Centré sur le personnage dramatique et original d'un bouffon de cour, Rigoletto fit initialement l'objet de la censure de l'empire austro-hongrois. Le roi s'amuse avait subi le même sort en 1832, interdit par la censure et repris seulement cinquante ans après la première.
Ce qui, dans le drame d'Hugo, ne plaisait ni au public ni à la critique, était la description sans détour de la vie dissolue à la cour du roi de France, avec au centre le libertinage de François Ier. Dans l'opéra, le livret transfère l'action, par compromis, à la cour de Mantoue qui n'existe plus à l'époque, remplace le roi de France par le duc, et le nom de Triboulet par celui de Rigoletto.
Drame de passion, de trahison, d'amour filial et de vengeance, Rigoletto offre non seulement une parfaite combinaison mélodique et dramatique, mais met en évidence les tensions sociales et la condition féminine subalterne dans laquelle le public du XIXe siècle pouvait facilement se reconnaître. La répétition constante, dès le prélude, de la note do en rythme pointé vient marquer le thème de la « maledizione » (« malédiction »).
Bref prélude.
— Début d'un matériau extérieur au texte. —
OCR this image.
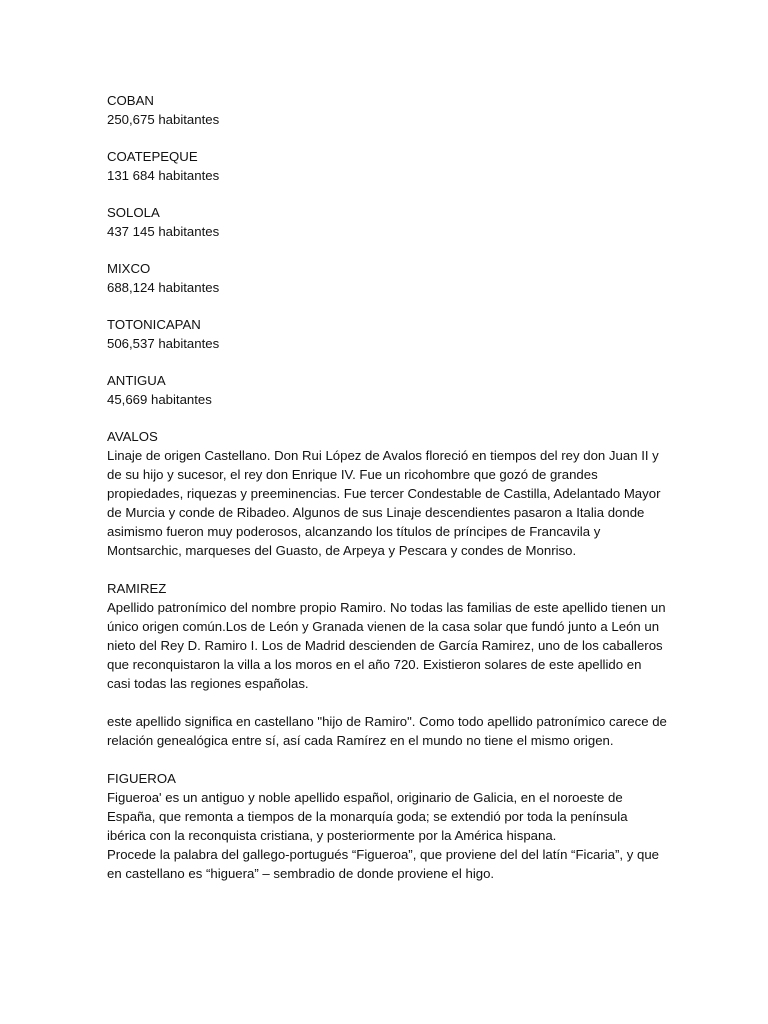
COBAN
250,675 habitantes
COATEPEQUE
131 684 habitantes
SOLOLA
437 145 habitantes
MIXCO
688,124 habitantes
TOTONICAPAN
506,537 habitantes
ANTIGUA
45,669 habitantes
AVALOS

Linaje de origen Castellano. Don Rui López de Avalos floreció en tiempos del rey don Juan II y de su hijo y sucesor, el rey don Enrique IV. Fue un ricohombre que gozó de grandes propiedades, riquezas y preeminencias. Fue tercer Condestable de Castilla, Adelantado Mayor de Murcia y conde de Ribadeo. Algunos de sus Linaje descendientes pasaron a Italia donde asimismo fueron muy poderosos, alcanzando los títulos de príncipes de Francavila y Montsarchic, marqueses del Guasto, de Arpeya y Pescara y condes de Monriso.

RAMIREZ

Apellido patronímico del nombre propio Ramiro. No todas las familias de este apellido tienen un único origen común.Los de León y Granada vienen de la casa solar que fundó junto a León un nieto del Rey D. Ramiro I. Los de Madrid descienden de García Ramirez, uno de los caballeros que reconquistaron la villa a los moros en el año 720. Existieron solares de este apellido en casi todas las regiones españolas.

este apellido significa en castellano "hijo de Ramiro". Como todo apellido patronímico carece de relación genealógica entre sí, así cada Ramírez en el mundo no tiene el mismo origen.

FIGUEROA

Figueroa' es un antiguo y noble apellido español, originario de Galicia, en el noroeste de España, que remonta a tiempos de la monarquía goda; se extendió por toda la península ibérica con la reconquista cristiana, y posteriormente por la América hispana.

Procede la palabra del gallego-portugués “Figueroa”, que proviene del del latín “Ficaria”, y que en castellano es “higuera” – sembradio de donde proviene el higo.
Le thème menaçant de la malédiction (avec la répétition entêtante du do) en croche pointée double d'abord aux cornets va en crescendo jusqu'à exploser à l'orchestre dans un tutti dramatique suivi par un court passage déchirant aux cordes. Tout s'éteint mais les cornets continuent sinistrement leur motif inexorable jusqu'aux derniers accords éclatants de fureur.
La scène se passe dans une grande salle du palais où le duc de Mantoue donne un bal. Le duc entre en scène en compagnie de Borsa, un de ses courtisans : il lui fait des confidences au sujet d'une jeune fille d'une grande beauté qu'il a aperçue à l'église (« Della mia bella incognita borghese »1). Il a découvert où elle demeure et, de loin, lui fait la cour ; toutefois, il ignore qui elle est et réciproquement.
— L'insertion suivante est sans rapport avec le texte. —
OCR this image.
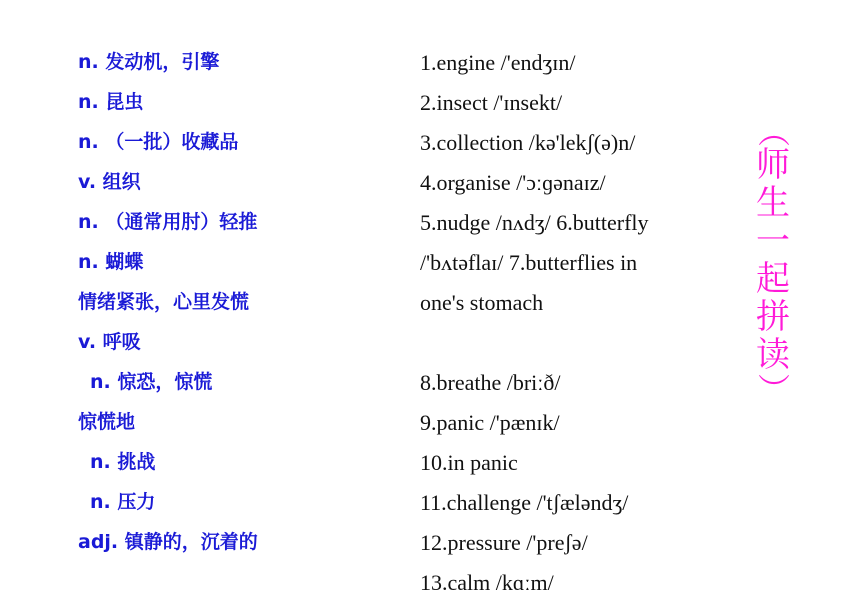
n. 发动机，引擎
n. 昆虫
n. （一批）收藏品
v. 组织
n. （通常用肘）轻推
n. 蝴蝶
情绪紧张，心里发慌
v. 呼吸
n. 惊恐，惊慌
惊慌地
n. 挑战
n. 压力
adj. 镇静的，沉着的
1.engine /'endʒɪn/
2.insect /'ɪnsekt/
3.collection /kə'lekʃ(ə)n/
4.organise /'ɔːɡənaɪz/
5.nudge /nʌdʒ/ 6.butterfly
/'bʌtəflaɪ/ 7.butterflies in
one's stomach
8.breathe /briːð/
9.panic /'pænɪk/
10.in panic
11.challenge /'tʃæləndʒ/
12.pressure /'preʃə/
13.calm /kɑːm/
（
师
生
一
起
拼
读
）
Borsa attire l'attention du duc sur un groupe de dames, parmi lesquelles se trouve la comtesse Ceprano (« Quante beltà... mirate »)3. Le duc s'approche d'elle, et lui exprime son regret qu'elle quitte la cour pour rentrer à Ceprano. Il lui offre son bras pour la reconduire ; le comte Ceprano qui, de loin, a remarqué ce manège, est pris à partie par Rigoletto, le bouffon de la cour, bossu et difforme, qui le nargue de ce qu'il ne peut empêcher le duc de courtiser sa femme (« In testa che avete ? »).
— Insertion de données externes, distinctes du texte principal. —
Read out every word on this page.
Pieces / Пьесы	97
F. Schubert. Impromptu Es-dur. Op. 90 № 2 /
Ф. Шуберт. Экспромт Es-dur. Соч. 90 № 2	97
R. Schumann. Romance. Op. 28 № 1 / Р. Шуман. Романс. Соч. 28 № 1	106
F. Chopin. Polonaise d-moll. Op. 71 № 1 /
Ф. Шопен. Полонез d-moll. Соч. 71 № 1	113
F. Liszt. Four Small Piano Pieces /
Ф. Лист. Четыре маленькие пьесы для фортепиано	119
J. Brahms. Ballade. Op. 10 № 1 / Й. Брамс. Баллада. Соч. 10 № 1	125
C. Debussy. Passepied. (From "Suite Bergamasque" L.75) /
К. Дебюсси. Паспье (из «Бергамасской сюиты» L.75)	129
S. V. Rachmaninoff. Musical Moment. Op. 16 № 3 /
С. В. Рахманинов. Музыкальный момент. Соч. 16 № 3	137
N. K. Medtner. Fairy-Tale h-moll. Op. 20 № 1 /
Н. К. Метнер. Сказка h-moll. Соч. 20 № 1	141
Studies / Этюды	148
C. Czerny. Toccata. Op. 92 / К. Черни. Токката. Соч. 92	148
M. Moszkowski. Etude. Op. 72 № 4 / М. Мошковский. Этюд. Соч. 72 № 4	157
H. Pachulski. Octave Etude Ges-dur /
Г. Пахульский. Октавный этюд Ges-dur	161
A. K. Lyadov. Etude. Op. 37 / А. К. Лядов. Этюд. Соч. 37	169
Rigoletto sort. Entre alors Marullo, un autre courtisan : il annonce (« Gran nuova! »)4 qu'il vient de découvrir que le bouffon a une maîtresse (« Quel mostro? Cupido? Cupido beato! »)5.
Le duc, suivi de Rigoletto, revient. Il est en colère à cause de la présence de Ceprano qui empêche toute intrigue avec la comtesse. Rigoletto lui suggère alors d'enlever cette dernière et d'éliminer le comte. Puis il se moque du comte et le duc lui conseille d'être moins impertinent. Borsa et d'autres courtisans se promettent, avec Ceprano, de se venger du bouffon. Rigoletto fanfaronne au motif que nul n'osera porter la main sur lui.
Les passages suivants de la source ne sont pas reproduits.